Mehr Hoffnung als die Betriebsratswahl machte dann auch die Demonstration, die am Abend des 16. November unter dem Motto ,,Gorillas-Worker under Attack“ durch den Stadtteil Berlin-Kreuzberg zog. Statt der angemeldeten 200 waren mindestens 600 Menschen gekommen. Los ging es vor einem der Gorillas-Warenlager, das in den letzten Wochen schon öfter im Mittelpunkt des Arbeitskampfes stand. Es gab dort mehrere Blockaden. Auch der Endpunkt war ein solches Warenlager. Auch nach mehr als 3 Stunden Demonstration hallten die Parolen „Classwar, Classwar“ durch den nebligen Herbstabend. Es wurde deutlich, dass die letzten Monate, die von vielen kurzen Streiks, Blockaden und Demonstrationen geprägt waren, viele der aktiven Rider*innen politisiert haben. Sie sehen sich als Teil des prekären Proletariats, wie in den zahlreichen Reden deutlich wurde, die oft in englischer oder spanischer Sprache gehalten wurden. Denn dieses Proletariat, das sich in Berlin versammelt hat, spricht eben in der Regel nicht mehr in erster Linie deutsch und es ist auch nicht mehr überwiegend männlich. Lange wurde diese transnationale Arbeiter*innenklasse mit diversen Geschlechtern oft theoretisch angerufen. Am 16. November war sie in Berlin auf der Straße. Das ist der größte Erfolg der Gorillas-Worker.

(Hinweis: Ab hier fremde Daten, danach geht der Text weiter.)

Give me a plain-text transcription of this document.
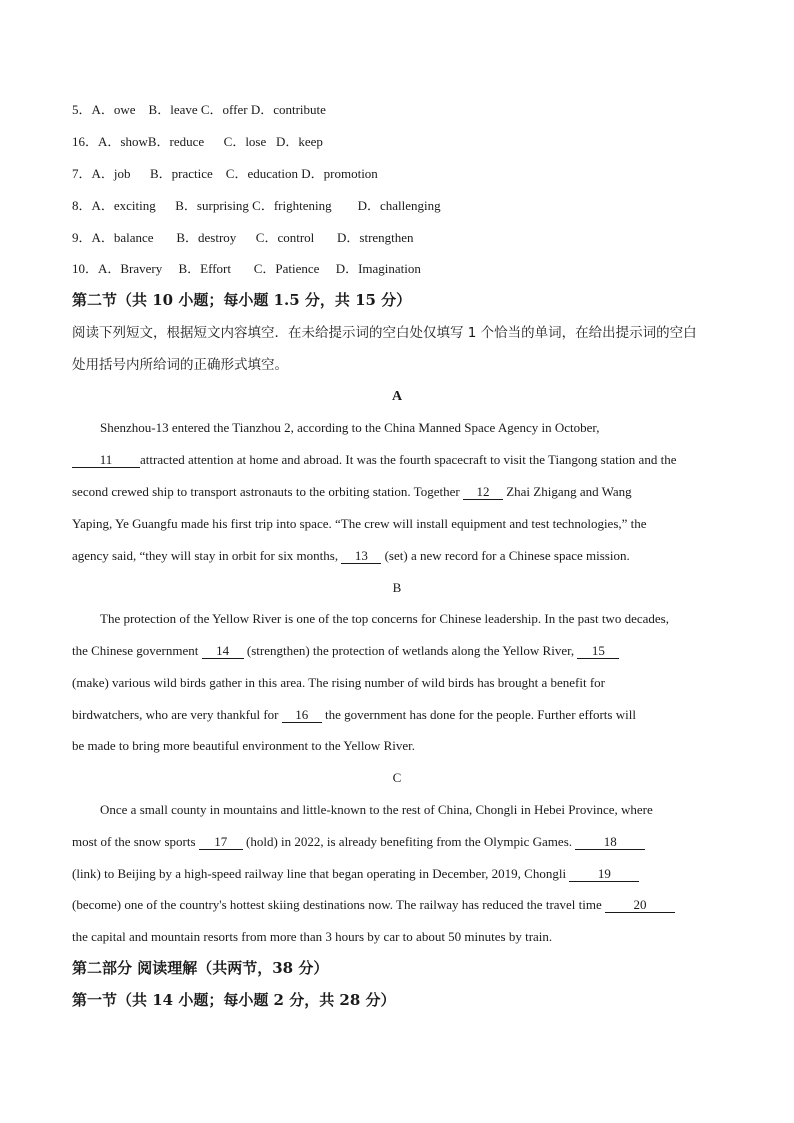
5．A．owe    B．leave C．offer D．contribute
16．A．showB．reduce      C．lose   D．keep
7．A．job      B．practice    C．education D．promotion
8．A．exciting      B．surprising C．frightening        D．challenging
9．A．balance       B．destroy      C．control       D．strengthen
10．A．Bravery     B．Effort       C．Patience     D．Imagination
第二节（共 10 小题；每小题 1.5 分，共 15 分）
阅读下列短文，根据短文内容填空．在未给提示词的空白处仅填写 1 个恰当的单词，在给出提示词的空白
处用括号内所给词的正确形式填空。
A
Shenzhou-13 entered the Tianzhou 2, according to the China Manned Space Agency in October,
11 attracted attention at home and abroad. It was the fourth spacecraft to visit the Tiangong station and the
second crewed ship to transport astronauts to the orbiting station. Together 12 Zhai Zhigang and Wang
Yaping, Ye Guangfu made his first trip into space. “The crew will install equipment and test technologies,” the
agency said, “they will stay in orbit for six months, 13 (set) a new record for a Chinese space mission.
B
The protection of the Yellow River is one of the top concerns for Chinese leadership. In the past two decades,
the Chinese government 14 (strengthen) the protection of wetlands along the Yellow River, 15
(make) various wild birds gather in this area. The rising number of wild birds has brought a benefit for
birdwatchers, who are very thankful for 16 the government has done for the people. Further efforts will
be made to bring more beautiful environment to the Yellow River.
C
Once a small county in mountains and little-known to the rest of China, Chongli in Hebei Province, where
most of the snow sports 17 (hold) in 2022, is already benefiting from the Olympic Games. 18
(link) to Beijing by a high-speed railway line that began operating in December, 2019, Chongli 19
(become) one of the country's hottest skiing destinations now. The railway has reduced the travel time 20
the capital and mountain resorts from more than 3 hours by car to about 50 minutes by train.
第二部分 阅读理解（共两节，38 分）
第一节（共 14 小题；每小题 2 分，共 28 分）
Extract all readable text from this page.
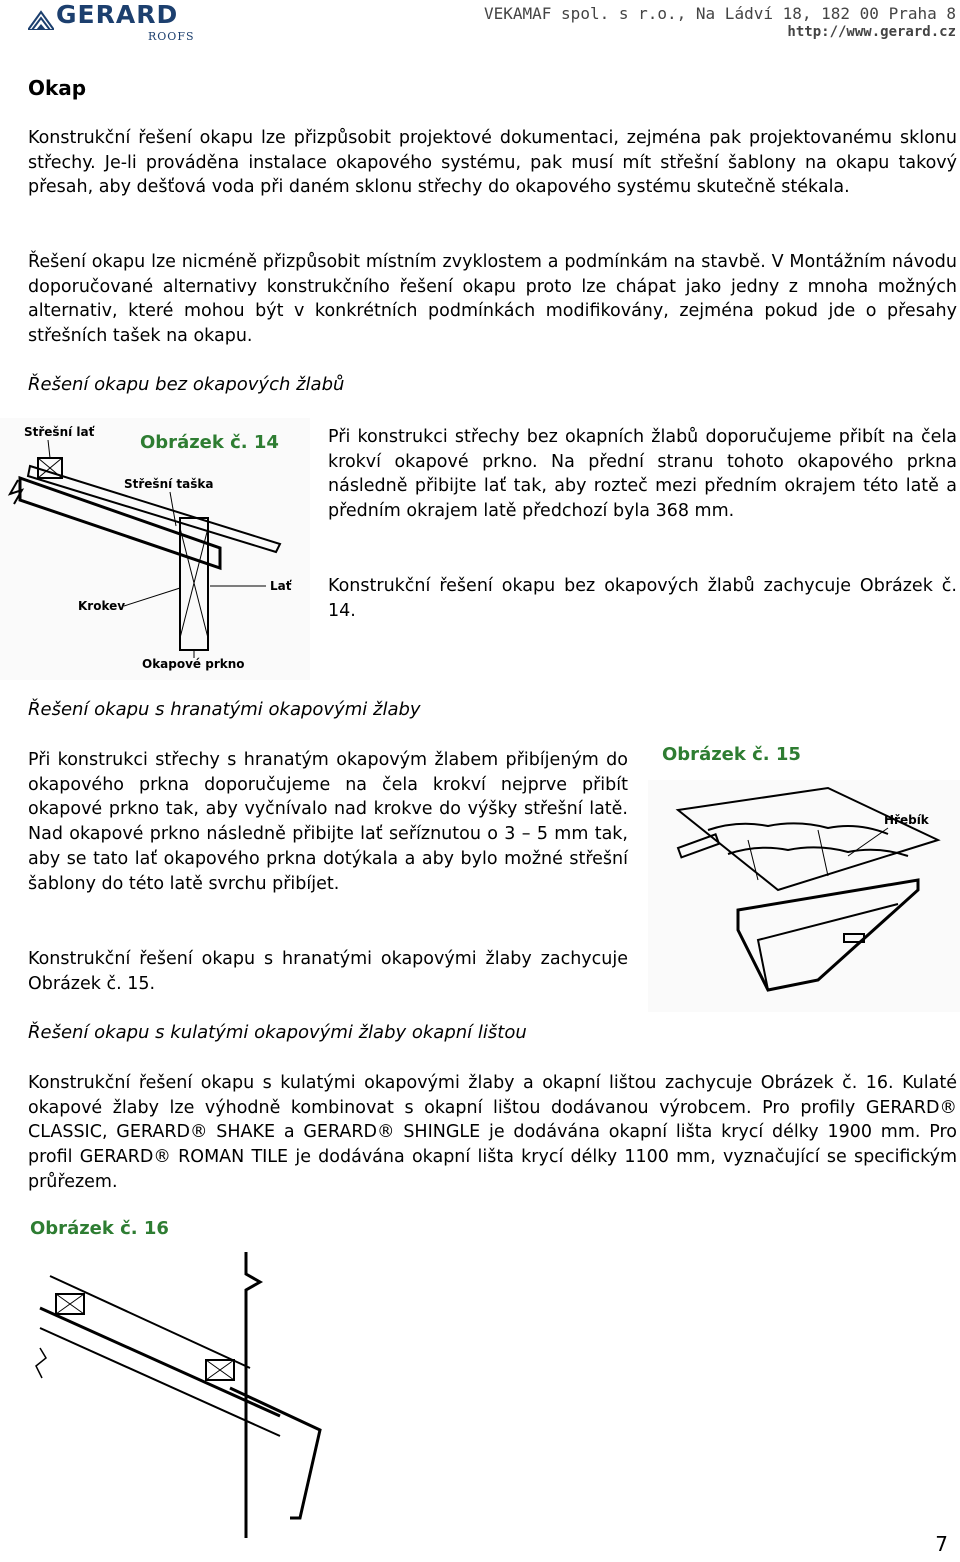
GERARD
ROOFS
VEKAMAF spol. s r.o., Na Ládví 18, 182 00 Praha 8
http://www.gerard.cz
Okap

Konstrukční řešení okapu lze přizpůsobit projektové dokumentaci, zejména pak projektovanému sklonu střechy. Je-li prováděna instalace okapového systému, pak musí mít střešní šablony na okapu takový přesah, aby dešťová voda při daném sklonu střechy do okapového systému skutečně stékala.

Řešení okapu lze nicméně přizpůsobit místním zvyklostem a podmínkám na stavbě. V Montážním návodu doporučované alternativy konstrukčního řešení okapu proto lze chápat jako jedny z mnoha možných alternativ, které mohou být v konkrétních podmínkách modifikovány, zejména pokud jde o přesahy střešních tašek na okapu.

Řešení okapu bez okapových žlabů
Střešní lať
Střešní taška
Lať
Krokev
Okapové prkno
Obrázek č. 14	Při konstrukci střechy bez okapních žlabů doporučujeme přibít na čela krokví okapové prkno. Na přední stranu tohoto okapového prkna následně přibijte lať tak, aby rozteč mezi předním okrajem této latě a předním okrajem latě předchozí byla 368 mm.

Konstrukční řešení okapu bez okapových žlabů zachycuje Obrázek č. 14.

Řešení okapu s hranatými okapovými žlaby

Při konstrukci střechy s hranatým okapovým žlabem přibíjeným do okapového prkna doporučujeme na čela krokví nejprve přibít okapové prkno tak, aby vyčnívalo nad krokve do výšky střešní latě. Nad okapové prkno následně přibijte lať seříznutou o 3 – 5 mm tak, aby se tato lať okapového prkna dotýkala a aby bylo možné střešní šablony do této latě svrchu přibíjet.

Konstrukční řešení okapu s hranatými okapovými žlaby zachycuje Obrázek č. 15.

Obrázek č. 15
Hřebík
Řešení okapu s kulatými okapovými žlaby okapní lištou

Konstrukční řešení okapu s kulatými okapovými žlaby a okapní lištou zachycuje Obrázek č. 16. Kulaté okapové žlaby lze výhodně kombinovat s okapní lištou dodávanou výrobcem. Pro profily GERARD® CLASSIC, GERARD® SHAKE a GERARD® SHINGLE je dodávána okapní lišta krycí délky 1900 mm. Pro profil GERARD® ROMAN TILE je dodávána okapní lišta krycí délky 1100 mm, vyznačující se specifickým průřezem.

Obrázek č. 16
7
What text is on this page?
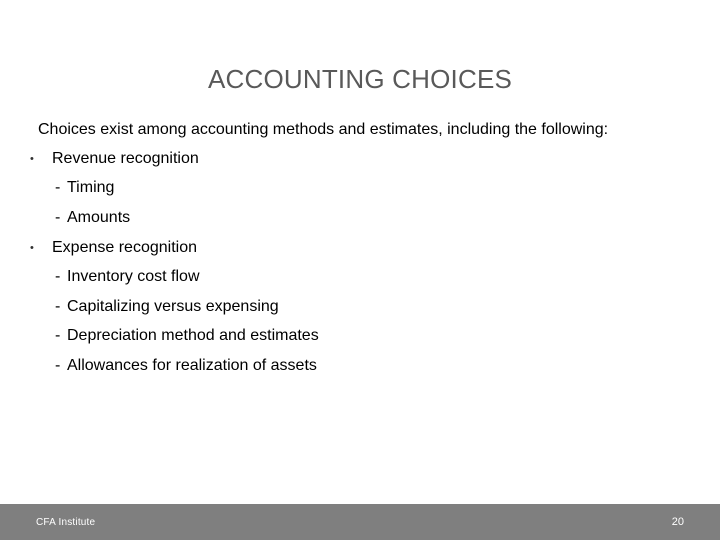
ACCOUNTING CHOICES
Choices exist among accounting methods and estimates, including the following:
• Revenue recognition
- Timing
- Amounts
• Expense recognition
- Inventory cost flow
- Capitalizing versus expensing
- Depreciation method and estimates
- Allowances for realization of assets
CFA Institute	20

Ein weiterer Erfolg des Riders-Strikes besteht darin, dass er andere Belegschaften mobilisiert.
„Beschäftigte von Amazon, Taxifahrer und Angestellte verschiedener Lieferdienste wie Lieferando, Foodpanda, Wolt, Getir und Flaschenpost sowie sich im Warnstreik befindende GEW-Betriebsgruppen der Schule in der Kölnischen Heide schlossen sich den Protesten an. Für die Bio-Company-Arbeiterin Anai Paz und ihre Kollegen waren die Proteste der Gorillas-Beschäftigten inspirierend“,
heißt es in einer Demo-Reportage in der Zeitung Junge Welt. Dabei spielte es keine Rolle, in welcher Gewerkschaft die Beschäftigten organisiert sind. Die Kolleg*innen der Freien Arbeiter*innen Union (FAU) waren nicht zu übersehen. Aber auch Mitglieder verschiedener DGB-Gewerkschaften wie Verdi, NGG und GEW waren mit Transparenten und Schildern vertreten. Die AG Taxi bei Verdi-Berlin sprach in ihrer Grußadresse an die Gorillas-Belegschaft von den gemeinsamen Gegner*innen, deren einziges Ziel Profit auf Kosten der Belegschaft ist. „Wir werden angegriffen“, lautete die Überschrift über den Aufruf der Gorillas-Belegschaft zur Demonstration. Doch nicht nur vom Konzern, auch von den Staatsapparaten kommt diese Attacke. So deckten die Tageszeitungen taz und die Junge Welt auf, dass die Streikversammlungen der Rider*innen mindestens seit Juni 2021 von Beamt*innen des Berliner Verfassungsschutzes beobachtet werden. Den Staatsorganen ist wohl bewusst, dass dieser Arbeitskampf Ausstrahlungskraft bei den zahlreichen prekär Beschäftigten hat. Was der Staatsschutz fürchtet, sollte für Basisgewerkschafter*innen Grund zur Hoffnung sein.